Ammonium detoxification mechanism of ammonium-tolerant duckweed (Landoltia punctata) revealed by carbon and nitrogen metabolism under ammonium stress

In this work, the ammonium-tolerant duckweed Landoltia punctata 0202 was used to study the effect of ammonium stress on carbon and nitrogen metabolism and elucidate the detoxification mechanism. The growth status, protein and starch content, and activity of nitrogen assimilation enzymes were determined, and the transcriptional levels of genes involved in ion transport and carbon and nitrogen metabolism were investigated. Under high ammonium stress, the duckweed growth was inhibited, especially when ammonium was the sole nitrogen source. Ammonium might mainly enter cells via low-affinity transporters. The stimulation of potassium transport genes suggested sufficient potassium acquisition, precluding cation deficiency. In addition, the up-regulation of ammonium assimilation and transamination indicated that excess ammonium could be incorporated into organic nitrogen. Furthermore, the starch content increased from 3.97% to 16.43% and 26.02% in the mixed-nitrogen and ammonium-nitrogen groups, respectively.

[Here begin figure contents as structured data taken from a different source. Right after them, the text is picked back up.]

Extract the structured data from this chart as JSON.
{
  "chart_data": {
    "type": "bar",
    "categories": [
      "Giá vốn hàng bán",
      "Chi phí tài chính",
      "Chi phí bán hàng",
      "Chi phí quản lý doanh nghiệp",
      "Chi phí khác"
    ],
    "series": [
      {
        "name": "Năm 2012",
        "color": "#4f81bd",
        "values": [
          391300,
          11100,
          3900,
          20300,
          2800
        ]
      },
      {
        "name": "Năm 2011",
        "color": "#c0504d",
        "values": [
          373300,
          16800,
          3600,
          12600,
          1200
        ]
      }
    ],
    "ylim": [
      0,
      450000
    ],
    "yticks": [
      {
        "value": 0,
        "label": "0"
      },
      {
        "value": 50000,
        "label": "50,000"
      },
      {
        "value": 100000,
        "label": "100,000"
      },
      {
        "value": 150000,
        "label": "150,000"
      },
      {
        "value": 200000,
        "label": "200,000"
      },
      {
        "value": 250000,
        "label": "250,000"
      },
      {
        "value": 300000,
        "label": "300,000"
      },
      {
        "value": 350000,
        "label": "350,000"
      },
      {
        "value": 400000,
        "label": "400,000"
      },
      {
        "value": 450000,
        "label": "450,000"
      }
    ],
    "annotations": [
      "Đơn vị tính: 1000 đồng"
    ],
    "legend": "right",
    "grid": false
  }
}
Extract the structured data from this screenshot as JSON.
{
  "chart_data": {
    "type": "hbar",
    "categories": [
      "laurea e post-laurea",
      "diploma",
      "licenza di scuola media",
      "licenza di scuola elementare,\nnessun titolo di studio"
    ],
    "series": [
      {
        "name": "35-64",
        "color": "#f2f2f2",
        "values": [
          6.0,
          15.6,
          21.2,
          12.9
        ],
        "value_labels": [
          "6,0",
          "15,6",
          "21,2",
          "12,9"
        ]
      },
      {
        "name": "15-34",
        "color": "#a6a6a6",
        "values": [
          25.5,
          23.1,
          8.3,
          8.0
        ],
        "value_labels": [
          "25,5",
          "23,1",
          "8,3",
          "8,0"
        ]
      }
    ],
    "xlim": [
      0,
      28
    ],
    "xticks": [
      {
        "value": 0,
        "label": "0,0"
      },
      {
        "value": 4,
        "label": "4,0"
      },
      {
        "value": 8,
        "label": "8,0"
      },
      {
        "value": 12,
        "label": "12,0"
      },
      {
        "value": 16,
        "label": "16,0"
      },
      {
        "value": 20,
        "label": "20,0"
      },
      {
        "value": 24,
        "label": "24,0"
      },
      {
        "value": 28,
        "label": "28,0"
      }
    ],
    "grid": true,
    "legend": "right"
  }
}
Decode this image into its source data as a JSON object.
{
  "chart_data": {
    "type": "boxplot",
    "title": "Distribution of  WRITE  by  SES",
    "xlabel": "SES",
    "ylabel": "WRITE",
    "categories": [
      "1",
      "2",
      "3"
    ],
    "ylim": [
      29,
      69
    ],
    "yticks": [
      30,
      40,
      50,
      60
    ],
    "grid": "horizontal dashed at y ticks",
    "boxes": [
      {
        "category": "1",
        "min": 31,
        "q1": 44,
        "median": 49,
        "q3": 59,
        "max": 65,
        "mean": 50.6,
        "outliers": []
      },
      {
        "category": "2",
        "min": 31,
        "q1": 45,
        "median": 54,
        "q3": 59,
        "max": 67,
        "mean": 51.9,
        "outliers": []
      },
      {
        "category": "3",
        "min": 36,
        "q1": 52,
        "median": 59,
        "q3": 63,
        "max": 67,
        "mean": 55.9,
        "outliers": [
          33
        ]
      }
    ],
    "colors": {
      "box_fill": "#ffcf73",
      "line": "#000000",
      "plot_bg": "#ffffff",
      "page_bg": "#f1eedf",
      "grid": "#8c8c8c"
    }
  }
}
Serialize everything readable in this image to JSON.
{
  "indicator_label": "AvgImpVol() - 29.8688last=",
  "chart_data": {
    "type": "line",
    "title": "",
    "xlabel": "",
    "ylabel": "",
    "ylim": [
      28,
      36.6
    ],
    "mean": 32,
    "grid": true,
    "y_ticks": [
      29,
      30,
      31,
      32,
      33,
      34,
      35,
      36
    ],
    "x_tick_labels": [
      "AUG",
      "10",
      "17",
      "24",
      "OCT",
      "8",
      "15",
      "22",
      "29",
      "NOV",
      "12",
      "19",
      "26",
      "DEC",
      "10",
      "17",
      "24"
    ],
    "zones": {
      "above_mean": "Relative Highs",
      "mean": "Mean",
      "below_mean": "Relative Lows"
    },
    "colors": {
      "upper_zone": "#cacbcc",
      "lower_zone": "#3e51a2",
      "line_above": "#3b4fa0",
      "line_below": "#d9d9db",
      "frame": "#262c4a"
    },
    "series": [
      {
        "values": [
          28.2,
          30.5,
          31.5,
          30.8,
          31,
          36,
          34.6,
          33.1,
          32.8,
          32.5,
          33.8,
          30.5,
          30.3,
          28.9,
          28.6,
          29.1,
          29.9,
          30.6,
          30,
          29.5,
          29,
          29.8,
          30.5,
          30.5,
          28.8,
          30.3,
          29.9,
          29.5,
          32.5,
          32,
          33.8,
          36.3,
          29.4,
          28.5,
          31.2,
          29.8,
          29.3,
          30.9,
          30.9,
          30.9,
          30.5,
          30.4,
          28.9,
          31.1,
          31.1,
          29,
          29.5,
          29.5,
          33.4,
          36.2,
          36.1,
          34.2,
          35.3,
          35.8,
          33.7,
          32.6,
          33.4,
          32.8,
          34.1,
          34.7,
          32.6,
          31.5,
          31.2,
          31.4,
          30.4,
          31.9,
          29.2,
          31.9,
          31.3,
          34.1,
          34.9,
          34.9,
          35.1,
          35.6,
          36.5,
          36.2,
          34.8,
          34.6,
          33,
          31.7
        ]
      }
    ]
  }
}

And the up-regulated starch synthesis, degradation, and glycolysis processes indicated that the accumulated starch could provide sufficient carbon skeletons for excess ammonium assimilation. The findings of this study illustrated that the coordination of carbon and nitrogen metabolism played a vital role in the ammonium detoxification mechanism of duckweeds. [Display omitted] •NH4+ inhibited growth but promoted starch accumulation of duckweed.•NH4+ enters cells via low-affinity transporters under high ammonium stress.•The stimulation of K+ transporters could ensure sufficient cations acquisition.•High NH4+ concentration stimulated assimilation and transamination significantly.•Starch degradation could provide carbon skeletons for excess NH4+ assimilation. Sufficient cation acquisition, enhanced nitrogen assimilation and starch synthesis and catabolism played a vital role in the NH4+ detoxification of duckweeds.